Both of their minimum output is 0A - a stepper with a minimum >0A wouldn’t be much use as it would be energised constantly.
I think the problem was in stepper driver current settings.
The problem with too much current is that the driver can drive the stepper in excess of it’s ability to get rid of heat, and it will burn out.
The problem with too little current is that the driver can burn out before it exceeds the capability of the stepper, again due to being unable to get rid of excess heat, and in missed steps due to mechanical inertia (the gantry has mass and takes time to stop or change direction - if the driver isn’t powerful enough to arrest the movement and change direction before the next pulse is issued, you end up with missed steps.).
I suspect the more likely cause is machine resonance due to incorrect microstepping.
People misunderstand microstepping, thinking it makes their machine more accurate - and in some respects it does: Your stepper is designed for 200step/rotation- 1.8deg/step. Your machine is geared to move 25mm/rotation, or 0.125mm/step at 200steps/rotation, therefore the smallest movement you can make without microstepping is 0.125mm.
If you change your microstepping to 4 micro steps, your smallest movement possible is 0.125mm/4 or 0.03125mm, at 8 microsteps, your smallest movement is 0.125mm/8 or 0.015625mm - both are more than accurate enough for anything other than the most demanding cutting job when your cutting ‘head’ is ~0.01mm wide.
The tendency is to set your machine to the highest microstepping your driver can achieve, but that can introduce artefacts due to ‘chopper’ drivers having non-true-sinusoidal torque curve - your resolution increases but accuracy actually suffers. All chopper drivers have high-order harmonics that distort the curve and affect accuracy. They also all suffer from electromagnetic backlash (moving forward or backwards to the nearest ‘true’ stepping point of 1.8deg). 3-pole and servomotors suffer this less, if at all.

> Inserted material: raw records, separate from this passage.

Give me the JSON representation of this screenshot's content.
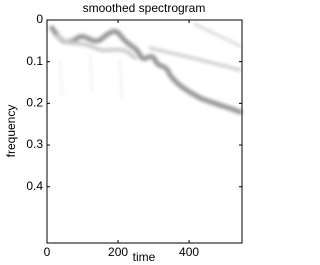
{
  "chart_data": {
    "type": "image",
    "title": "smoothed spectrogram",
    "x_label": "time",
    "y_label": "frequency",
    "xlim": [
      0,
      549
    ],
    "xticks": [
      0,
      200,
      400
    ],
    "ylim": [
      0,
      0.535
    ],
    "yticks": [
      0,
      0.1,
      0.2,
      0.3,
      0.4
    ],
    "y_inverted": true
  }
}
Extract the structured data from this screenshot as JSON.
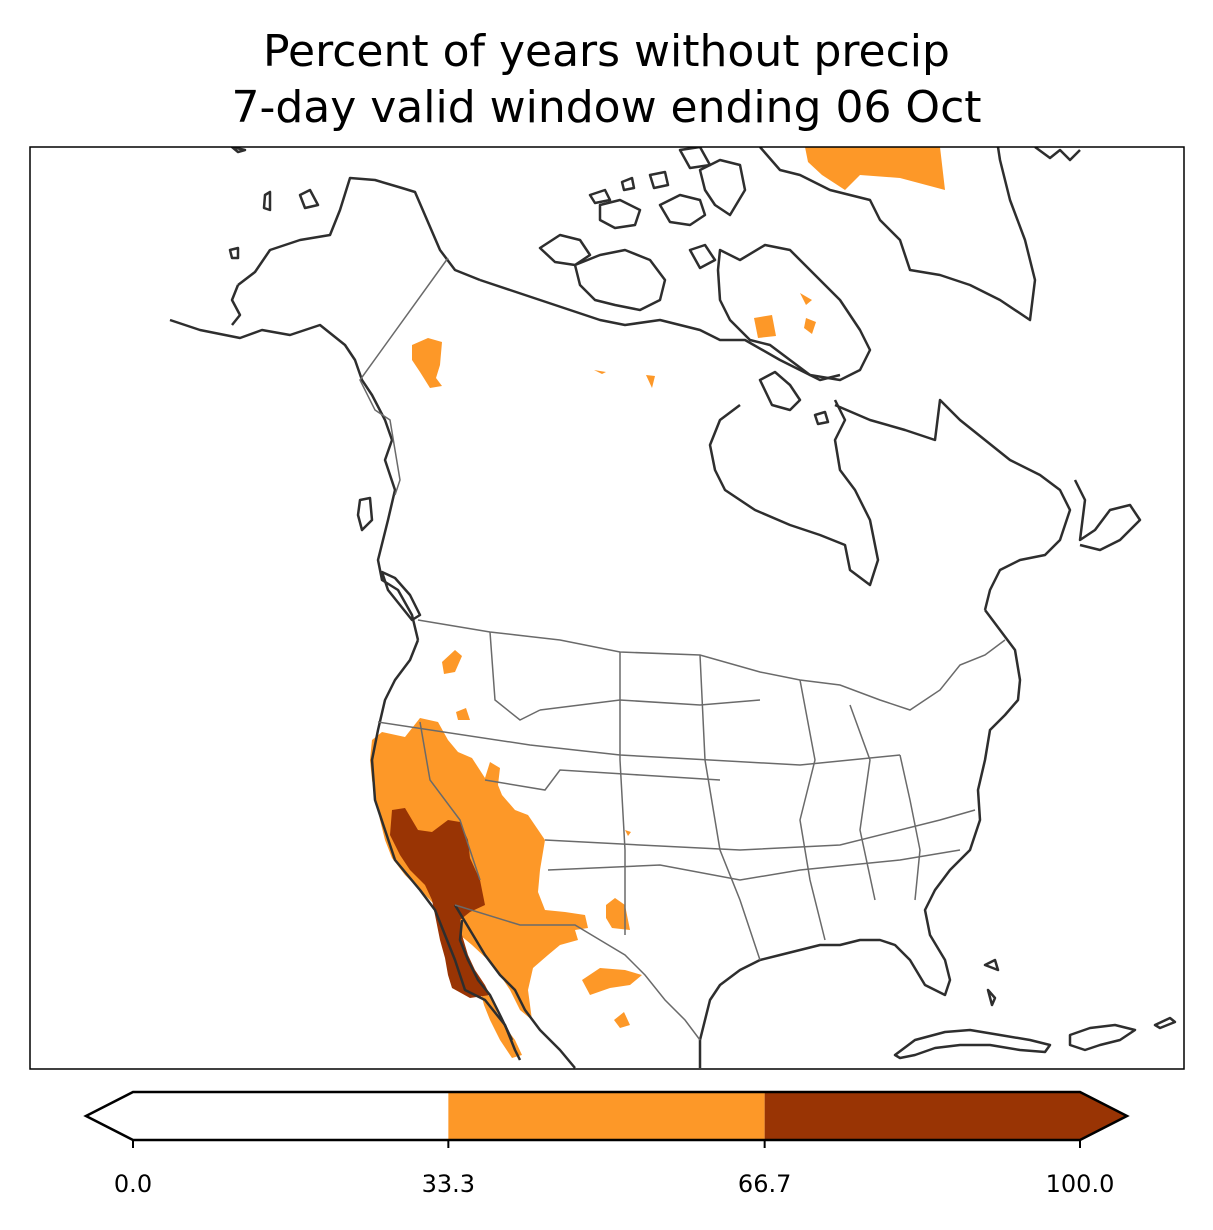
{
  "title": {
    "line1": "Percent of years without precip",
    "line2": "7-day valid window ending 06 Oct"
  },
  "colorbar": {
    "ticks": [
      "0.0",
      "33.3",
      "66.7",
      "100.0"
    ],
    "bins": [
      {
        "range": [
          0.0,
          33.3
        ],
        "color": "#ffffff"
      },
      {
        "range": [
          33.3,
          66.7
        ],
        "color": "#fd9828"
      },
      {
        "range": [
          66.7,
          100.0
        ],
        "color": "#993404"
      }
    ],
    "extend": "both"
  },
  "colors": {
    "medium": "#fd9828",
    "high": "#993404",
    "coast": "#2e2e2e",
    "border": "#6a6a6a"
  }
}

the best microstepping is the one that gives you the closest resolution to the level of accuracy you need.
If you went to 16 or 32 or 64 microsteps, that can cause harmonic stutter as the stepper ‘hunts’ to find the closest natural step to rest at.
That’s what your picture looks like. Harmonic ‘stutter’ due to too high a microstepping setting.
When considering a new machine design, we look at the maximum travel, and maximum desired speed. You pick a stepper motor with the capability to deliver that and pick a driver to suit. When deciding on accuracy, you pick the resolution that you require within the gearing of the CNC parts you have decided on. You do that by issuing, say, 200 steps (a full rotation), measuring the distance that you move, dividing that by 200 and then deciding on the microstepping you will need to achieve the resolution your machine needs for the accuracy you want to achieve.
Choosing the pinions you use will determine the final gearing - just like changing gears in a car determines how much progression you make per RPM. It’s a fine balance of gearing, steps angle, and microstepping.
Your settings were 250 steps/mm - 0.004mm/step. Do you need 4000th of a mm resolution?